Pavia, Sabato 3 ottobre, alle ore 15, presso il Broletto di Pavia, si svolgerà, alla presenza delle autorità, il finissage della mostra “Dalla materia alla forma. Opere di Costantino Ruggeri”, promossa dall’Assessorato alla Cultura del Comune di Pavia in collaborazione con la Fondazione Frate Sole, con presentazione del catalogo dedicato.

Questo evento conclude una giornata dedicata a Costantino Ruggeri, che prevede anche, al mattino, la cerimonia di premiazione del Premio Internazionale di Architettura Sacra voluto dal frate artista. L’accesso alla sala per la premiazione è limitato ai soli invitati, ma l’evento sarà trasmesso in diretta streaming sul canale YouTube della Fondazione Frate Sole a partire dalle ore 9.30.

La mostra “Dalla materia alla forma. Opere di Costantino Ruggeri”, che ha avuto un ottimo riscontro di visitatori, è aperta al pubblico fino a domenica 4 ottobre allo Spazio Arti Contemporanee del Broletto di Pavia e sarà quindi destinata ad altri spazi espositivi presso musei italiani di arte contemporanea.

L’Assessore alla Cultura del Comune di Pavia, Mariangela Singali Calisti, presenta così la mostra: “Le 67 opere proposte richiamano la fortunata corrente poverista fondata dal critico Germano Celant, recentemente scomparso.

Celant introduce un’arte povera, impegnata con il quotidiano, con l’evento, con il presente.
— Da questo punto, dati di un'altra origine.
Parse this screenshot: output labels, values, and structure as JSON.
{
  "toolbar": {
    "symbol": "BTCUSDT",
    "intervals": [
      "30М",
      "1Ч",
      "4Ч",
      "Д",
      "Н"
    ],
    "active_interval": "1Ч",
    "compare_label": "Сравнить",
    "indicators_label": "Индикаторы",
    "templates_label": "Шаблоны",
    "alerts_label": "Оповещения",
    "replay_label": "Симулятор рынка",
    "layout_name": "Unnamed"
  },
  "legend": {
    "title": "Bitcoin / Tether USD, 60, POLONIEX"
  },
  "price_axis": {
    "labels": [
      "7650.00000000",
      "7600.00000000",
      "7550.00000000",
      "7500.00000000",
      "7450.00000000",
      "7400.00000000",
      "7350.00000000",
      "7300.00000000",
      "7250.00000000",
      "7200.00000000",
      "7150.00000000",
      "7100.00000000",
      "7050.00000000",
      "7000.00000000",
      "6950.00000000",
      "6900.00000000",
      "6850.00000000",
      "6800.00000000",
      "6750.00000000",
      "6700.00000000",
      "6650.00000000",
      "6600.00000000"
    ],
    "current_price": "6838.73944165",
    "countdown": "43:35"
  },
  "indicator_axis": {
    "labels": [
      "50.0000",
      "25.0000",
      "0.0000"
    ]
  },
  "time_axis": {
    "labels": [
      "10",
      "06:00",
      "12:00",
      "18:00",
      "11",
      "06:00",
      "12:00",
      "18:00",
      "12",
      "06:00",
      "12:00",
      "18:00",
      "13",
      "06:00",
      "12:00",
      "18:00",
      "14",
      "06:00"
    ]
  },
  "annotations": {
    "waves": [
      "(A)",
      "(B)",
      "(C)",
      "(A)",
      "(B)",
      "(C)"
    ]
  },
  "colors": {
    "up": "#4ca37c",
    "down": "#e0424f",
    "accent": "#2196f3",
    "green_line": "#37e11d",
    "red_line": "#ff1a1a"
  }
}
Con l’uomo reale. Il punto d’incontro fra l’assoluto della bellezza e il relativo delle forme rappresenta un punto di partenza sempre nuovo nell’esperienza di un artista.

Difficile esprimerlo a parole, perché deve esprimersi in situazioni, segni essenziali, aperture imprevedibili, soluzioni rigorose quanto libere. In questo senso, la mostra realizzata dal Comune di Pavia in collaborazione con la Fondazione Frate Sole ha voluto valorizzare e promuovere l’opera di recupero dei materiali residuali compiuta negli stessi anni da Costantino Ruggeri: frate francescano e artista attento ai movimenti di rottura che nascono come reazione al clima sociopolitico degli anni ‘70”.